First, a great percentage of low-value-add manual labor required by IP law firms, or corporations for that matter, is spent doing manual data entry and exchange between systems. This data entry and exchange is a pure waste of labor, and introduces delay and errors. While our automation can automate the most difficult part of docketing – deciding what to do and where to do it – the manual labor component remains a major cost and delay that cannot be avoided unless we can access our clients’ systems with application program interfaces (APIs).   Further, by continuing to perpetuate the exchange of information primarily between humans who in turn enter it into their systems, the information remains largely unstructured and therefore difficult to ingest automatically and use to update even our own systems with our own automation.

  1. Sending data entry to outside counsel

Second, in order to reduce internal costs, many large corporations have delegated data entry to their outside law firms, which appears to eliminate the cost from the legal department, but does not keep the cost from being a component of the final cost of the legal service. While a corporation can refuse to pay its law firm directly for the data entry, ultimately the corporation will pay for it indirectly when it becomes part of their supplier’s overhead. Getting rid of the cost altogether by automating data entry will lead to real cost reduction and service speed, for both the law firm and the corporate client. Moreover, the elimination of human error in this process will also reduce cost.  

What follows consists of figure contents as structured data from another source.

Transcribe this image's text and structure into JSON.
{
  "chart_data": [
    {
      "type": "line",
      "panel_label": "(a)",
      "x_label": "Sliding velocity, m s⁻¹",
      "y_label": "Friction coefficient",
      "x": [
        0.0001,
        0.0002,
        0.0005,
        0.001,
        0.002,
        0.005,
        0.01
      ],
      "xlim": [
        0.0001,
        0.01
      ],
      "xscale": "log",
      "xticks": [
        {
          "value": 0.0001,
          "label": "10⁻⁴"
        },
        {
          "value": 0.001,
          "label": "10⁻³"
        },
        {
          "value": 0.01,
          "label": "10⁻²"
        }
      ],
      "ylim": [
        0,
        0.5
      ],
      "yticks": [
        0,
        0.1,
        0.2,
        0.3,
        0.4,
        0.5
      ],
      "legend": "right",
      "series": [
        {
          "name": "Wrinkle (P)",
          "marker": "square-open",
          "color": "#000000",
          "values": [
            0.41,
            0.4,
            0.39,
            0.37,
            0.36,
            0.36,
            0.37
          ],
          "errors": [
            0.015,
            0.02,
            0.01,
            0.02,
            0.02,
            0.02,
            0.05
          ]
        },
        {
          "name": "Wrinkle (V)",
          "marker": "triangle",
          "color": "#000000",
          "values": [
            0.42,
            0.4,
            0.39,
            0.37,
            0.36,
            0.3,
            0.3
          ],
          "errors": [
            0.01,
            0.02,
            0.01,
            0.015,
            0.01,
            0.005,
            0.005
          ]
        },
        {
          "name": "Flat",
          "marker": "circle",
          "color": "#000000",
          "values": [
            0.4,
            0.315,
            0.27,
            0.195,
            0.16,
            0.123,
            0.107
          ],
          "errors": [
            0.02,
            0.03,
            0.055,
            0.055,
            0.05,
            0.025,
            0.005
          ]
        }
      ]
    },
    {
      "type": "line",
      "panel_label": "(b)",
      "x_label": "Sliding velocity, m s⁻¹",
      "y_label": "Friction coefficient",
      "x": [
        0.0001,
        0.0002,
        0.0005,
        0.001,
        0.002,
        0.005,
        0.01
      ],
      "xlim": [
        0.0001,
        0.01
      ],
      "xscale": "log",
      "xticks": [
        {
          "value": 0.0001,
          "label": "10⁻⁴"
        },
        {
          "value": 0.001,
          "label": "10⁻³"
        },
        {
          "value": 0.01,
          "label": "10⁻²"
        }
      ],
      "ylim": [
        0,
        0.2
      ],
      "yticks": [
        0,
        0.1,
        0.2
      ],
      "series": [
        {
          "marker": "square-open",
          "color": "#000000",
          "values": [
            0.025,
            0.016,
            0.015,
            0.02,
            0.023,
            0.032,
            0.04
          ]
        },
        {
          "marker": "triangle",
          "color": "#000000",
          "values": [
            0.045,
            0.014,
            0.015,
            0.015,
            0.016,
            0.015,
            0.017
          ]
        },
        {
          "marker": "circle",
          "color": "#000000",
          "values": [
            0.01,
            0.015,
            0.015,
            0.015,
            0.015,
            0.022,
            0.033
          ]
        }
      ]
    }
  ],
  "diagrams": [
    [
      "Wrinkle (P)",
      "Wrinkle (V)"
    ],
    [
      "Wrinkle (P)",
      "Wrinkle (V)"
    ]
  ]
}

  1. Corporate departments not providing API-friendly remote access

A third problem arises from corporate patent departments which, for understandable security or cost reasons, are reluctant or unable to provide API-friendly remote access to their IP management systems. While the need to tightly protect the security of a corporate IP management system is clear, there are readily available solutions that can both protect these systems and at the same time allow for efficient and effective electronic data exchange. In fact, as more and more back office IP jobs are replaced by sophisticated automation, the use of humans to perform data exchange between the automation system and the IP management system will soon become an untenable limitation on a state-of-the-art IP management eco-system.

  1. Vendors not allowing access

The last problem is the attempt by certain IP management system vendors to limit access by competitors, whether by API or otherwise, to their IP management platforms. They do this in order to protect their investment in offshore docketing teams. This hurts corporate patent departments by suppressing cost-saving automation in the industry. It also has a negative effect on law firms, who are forced to have their high-paid paralegals spend an appreciable part of their workday doing low value data entry in their clients’ systems.

A plan to move forward

Our call to action to law firms and corporate clients is to take all reasonable steps they can to adopt proven automation when it is as good or better than the offshoring alternative; support, encourage and indeed even insist on full interoperability of all IP systems in the IP eco-system; and lastly, avoid agreeing to tying arrangements that allow vendors of IP management systems to lock out competition from automation innovators.

While certain vendors are less than helpful to innovation, there are others that have done an outstanding job providing API’s into their IP management systems, and also have opened their systems to friends and competitors alike. Notable standouts in helping to drive innovation and interoperability with solid, open APIs include AppColl, CPA Global, CPI, Patrix and Black Hills IP. Our firm applauds these companies, and our hope is that corporate consumers of IP services will insist their IP system vendor provide for ready interoperability on a non-discriminatory basis, to allow best-of-breed innovators to reach their full potential.  

As we look forward into the future we see data-driven automation and interoperability growing rapidly in the coming decade, spawning many new analytics capabilities and a corresponding transformation of staffing requirements. As always, our firm remains committed to leadership in these efforts in order to lower costs and increase quality for our deeply valued clients.